Powieść „Milkman” północnoirlandzkiej pisarki Anny Burns została nagrodzona we wtorek prestiżową nagrodą literacką Man Booker 2018. „Żadne z nas nigdy nie czytało wcześniej czegoś takiego” - zachwycał się przewodniczący jury Kwame Anthony Appiah.
Akcja "Milkmana" rozgrywa się w Irlandii Północnej podczas tzw. "The Troubles" ("Problemy"), czyli trwającego od lat 60. do końca lat 90. etniczno-narodowego konfliktu pomiędzy brytyjskimi unionistami a irlandzkimi republikanami, a główną bohaterką jest młoda kobieta wdająca się w romans ze starszym, żonatym mężczyzną.
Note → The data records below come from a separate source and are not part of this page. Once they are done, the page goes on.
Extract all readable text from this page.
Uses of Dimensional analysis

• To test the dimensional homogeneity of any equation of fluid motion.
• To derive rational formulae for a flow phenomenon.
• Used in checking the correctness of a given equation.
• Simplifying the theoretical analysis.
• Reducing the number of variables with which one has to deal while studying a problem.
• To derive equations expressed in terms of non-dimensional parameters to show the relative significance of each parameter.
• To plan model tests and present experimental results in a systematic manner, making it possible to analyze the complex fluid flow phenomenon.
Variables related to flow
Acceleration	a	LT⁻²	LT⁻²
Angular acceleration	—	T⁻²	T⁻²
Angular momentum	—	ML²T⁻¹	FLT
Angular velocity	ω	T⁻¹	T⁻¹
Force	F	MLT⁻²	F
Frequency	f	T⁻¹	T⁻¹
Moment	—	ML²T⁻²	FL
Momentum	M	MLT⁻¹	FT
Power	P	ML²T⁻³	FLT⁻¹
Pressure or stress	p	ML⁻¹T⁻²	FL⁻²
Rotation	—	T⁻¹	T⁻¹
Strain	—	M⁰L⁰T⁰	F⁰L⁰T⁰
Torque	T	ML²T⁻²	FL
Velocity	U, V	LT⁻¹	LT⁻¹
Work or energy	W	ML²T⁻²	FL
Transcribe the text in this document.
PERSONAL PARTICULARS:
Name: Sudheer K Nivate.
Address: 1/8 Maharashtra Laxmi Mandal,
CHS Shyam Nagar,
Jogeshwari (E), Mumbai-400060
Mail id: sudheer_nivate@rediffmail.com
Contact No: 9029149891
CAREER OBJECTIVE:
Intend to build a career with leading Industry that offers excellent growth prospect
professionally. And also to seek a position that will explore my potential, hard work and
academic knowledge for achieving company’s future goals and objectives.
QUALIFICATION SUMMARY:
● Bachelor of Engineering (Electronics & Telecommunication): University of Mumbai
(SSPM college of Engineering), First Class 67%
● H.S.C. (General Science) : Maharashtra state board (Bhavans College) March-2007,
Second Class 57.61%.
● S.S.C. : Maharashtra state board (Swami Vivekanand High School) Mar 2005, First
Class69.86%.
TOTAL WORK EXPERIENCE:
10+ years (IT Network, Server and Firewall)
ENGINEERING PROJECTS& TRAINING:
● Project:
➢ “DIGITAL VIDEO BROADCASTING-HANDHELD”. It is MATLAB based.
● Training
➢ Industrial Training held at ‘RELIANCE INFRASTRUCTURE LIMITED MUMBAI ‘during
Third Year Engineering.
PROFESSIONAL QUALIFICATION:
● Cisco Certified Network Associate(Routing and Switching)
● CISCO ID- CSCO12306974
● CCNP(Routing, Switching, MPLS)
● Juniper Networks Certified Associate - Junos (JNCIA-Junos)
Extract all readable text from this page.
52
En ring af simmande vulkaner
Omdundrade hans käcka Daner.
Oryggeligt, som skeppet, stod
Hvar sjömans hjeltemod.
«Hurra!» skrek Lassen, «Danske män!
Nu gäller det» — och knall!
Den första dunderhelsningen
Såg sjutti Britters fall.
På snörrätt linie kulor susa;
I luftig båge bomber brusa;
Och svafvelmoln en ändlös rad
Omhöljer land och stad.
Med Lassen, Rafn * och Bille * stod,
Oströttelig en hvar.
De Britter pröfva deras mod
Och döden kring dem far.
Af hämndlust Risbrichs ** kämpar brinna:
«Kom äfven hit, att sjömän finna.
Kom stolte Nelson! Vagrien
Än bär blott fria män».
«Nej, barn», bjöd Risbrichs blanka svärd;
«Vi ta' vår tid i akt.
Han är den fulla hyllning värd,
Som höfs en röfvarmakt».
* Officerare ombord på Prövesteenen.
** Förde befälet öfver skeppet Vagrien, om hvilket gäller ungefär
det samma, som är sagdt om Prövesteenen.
56-letnia Burns jest pierwszą pisarką z Irlandii Północnej, która otrzymała nagrodę Bookera.
Stojący na czele jury Bookera Appiah podkreślał, że "absolutnie wyróżniający się głos Anny Burns kwestionuje konwencjonalny sposób myślenia i formę za pomocą zaskakującej i pochłaniającej prozy".
Wyboru nagrodzonej książki dokonano spośród sześciu tytułów, które znalazły się na tzw. krótkiej liście. Wśród nich były dwa debiuty powieściowe - "The Long Take" angielskiego poety Roberta Robertsona oraz "Everything Under" 27-letniej brytyjskiej pisarki Daisy Johnson.
Wśród nominowanych znalazły się także trzy powieści autorów spoza Wielkiej Brytanii: "The Mars Room" Rachel Kushner i "The Overstory" Richarda Powersa (oboje ze Stanów Zjednoczonych), a także "Washington Black" Kanadyjki Esi Edugyan.
Nagroda Bookera (ang. The Man Booker Prize for Fiction) to najbardziej prestiżowe wyróżnienie literackie w Wielkiej Brytanii przyznawane od 1969 r. za najlepszą powieść angielskojęzyczną opublikowaną w minionym roku. Samo znalezienie się w finale jest wielkim sukcesem, a zwycięzca otrzymuje 50 tys. funtów oraz może liczyć w przyszłości na intratne kontrakty wydawnicze.
Do 2013 r. przyznawano ją jedynie pisarzom, którzy byli obywatelami Wspólnoty Narodów, Zimbabwe i Irlandii.
W 2017 r. Nagrodę Bookera otrzymał Amerykanin George Saunders za powieść "Lincoln w Bardo".